14. La requérante soutient que l'implantation de quatre secteurs de taille et de capacité d'accueil limitées en zone agricole protégée, qui a pour effet d'autoriser les constructions dans ces zones, crée ainsi une extension de l'urbanisation, qui serait de nature à compromettre deux objectifs du schéma de cohérence territoriale, prévus, d'une part, par l'orientation n° 3, qui consiste à limiter l'étalement urbain et à prioriser l'urbanisation des espaces urbains de référence, et, d'autre part, par l'orientation n° 10, qui consiste à valoriser et préserver les espaces agricoles. Il résulte effectivement des dispositions de l'article 2 du règlement de la zone Azap du plan local d'urbanisme, dont l'Assaupamar entend obtenir l'abrogation, que sont autorisées l'extension et la transformation de bâtiments existants, ainsi que les constructions nouvelles en vue de créer des structures d'hébergement touristique, dans chacun des quatre secteurs de taille et de capacité d'accueil limitées situés en zone agricole protégée, sous la réserve que ces constructions ne portent pas atteinte à la sauvegarde des milieux naturels environnants et à la qualité des paysages.
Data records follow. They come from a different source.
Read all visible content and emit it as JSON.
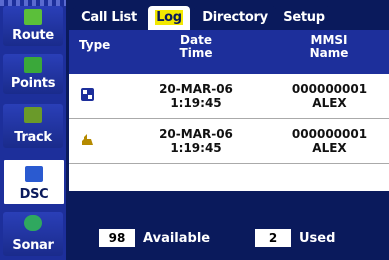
{
  "sidebar": {
    "items": [
      {
        "label": "Route"
      },
      {
        "label": "Points"
      },
      {
        "label": "Track"
      },
      {
        "label": "DSC"
      },
      {
        "label": "Sonar"
      }
    ]
  },
  "tabs": [
    {
      "label": "Call List"
    },
    {
      "label": "Log"
    },
    {
      "label": "Directory"
    },
    {
      "label": "Setup"
    }
  ],
  "header": {
    "type": "Type",
    "date": "Date",
    "time": "Time",
    "mmsi": "MMSI",
    "name": "Name"
  },
  "rows": [
    {
      "icon": "dsc-distress-icon",
      "date": "20-MAR-06",
      "time": "1:19:45",
      "mmsi": "000000001",
      "name": "ALEX"
    },
    {
      "icon": "dsc-position-icon",
      "date": "20-MAR-06",
      "time": "1:19:45",
      "mmsi": "000000001",
      "name": "ALEX"
    }
  ],
  "footer": {
    "available_count": "98",
    "available_label": "Available",
    "used_count": "2",
    "used_label": "Used"
  }
}
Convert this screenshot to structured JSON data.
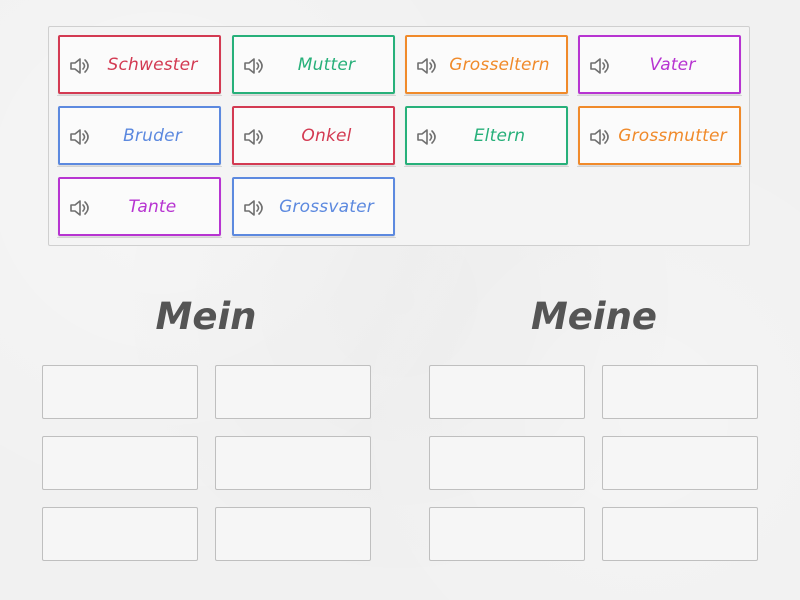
{
  "cards": [
    {
      "label": "Schwester",
      "color": "#d33a52",
      "icon": "speaker-icon"
    },
    {
      "label": "Mutter",
      "color": "#27b07a",
      "icon": "speaker-icon"
    },
    {
      "label": "Grosseltern",
      "color": "#f08a2a",
      "icon": "speaker-icon"
    },
    {
      "label": "Vater",
      "color": "#b734d1",
      "icon": "speaker-icon"
    },
    {
      "label": "Bruder",
      "color": "#5c89df",
      "icon": "speaker-icon"
    },
    {
      "label": "Onkel",
      "color": "#d33a52",
      "icon": "speaker-icon"
    },
    {
      "label": "Eltern",
      "color": "#27b07a",
      "icon": "speaker-icon"
    },
    {
      "label": "Grossmutter",
      "color": "#f08a2a",
      "icon": "speaker-icon"
    },
    {
      "label": "Tante",
      "color": "#b734d1",
      "icon": "speaker-icon"
    },
    {
      "label": "Grossvater",
      "color": "#5c89df",
      "icon": "speaker-icon"
    }
  ],
  "groups": [
    {
      "title": "Mein"
    },
    {
      "title": "Meine"
    }
  ],
  "colors": {
    "page_background": "#f1f1f1",
    "title_text": "#555555",
    "slot_border": "#bfbfbf",
    "speaker_icon": "#6f6f6f"
  }
}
15. Cependant, d'une part, l'orientation n° 3 du document d'orientation et d'objectifs autorise l'implantation de secteurs de taille et de capacité d'accueil limitées en dehors des espaces urbains de référence, et en particulier dans les zones naturelles et agricoles, sous la seule réserve de la sauvegarde des sites et paysages, et de la préservation des sols agricoles et forestiers. A ce titre, les orientations du schéma de cohérence territoriale, applicables aux zones antérieurement classées en zone d'urbanisation diffuse, et que le schéma de cohérence territoriale incite à requalifier en zone naturelle ou agricole, dont aucune ne se trouve d'ailleurs sur le territoire de la commune de Rivière-Salée, n'ont pas de caractère limitatif, et ne visent pas à interdire l'implantation de secteurs de taille et de capacité d'accueil limitées dans d'autres zones naturelles ou agricoles. En l'espèce, ces secteurs, implantés sur une superficie limitée, n'auront pas pour effet d'étendre l'urbanisation ex nihilo, puisqu'ils ne sont pas isolés de toute construction préexistante. Il ressort, en effet, des annexes cartographiques, que des constructions sont déjà présentes sur chacun de ces quatre secteurs, alors au demeurant que le simple agrandissement d'une construction existante ne peut être regardé comme une extension de l'urbanisation, au sens des dispositions de l'article L. 121-8 du code de l'urbanisme. En invitant les communes à limiter l'urbanisation aux espaces urbains de référence, le schéma de cohérence territoriale n'a ainsi pas entendu interdire toute construction en dehors de ces zones. Il s'ensuit que l'implantation de ces quatre secteurs de taille et de capacité d'accueil limitées par la commune de Rivière-Salée n'est pas incompatible avec l'orientation n° 3 du document d'orientation et d'objectifs du schéma de cohérence territoriale.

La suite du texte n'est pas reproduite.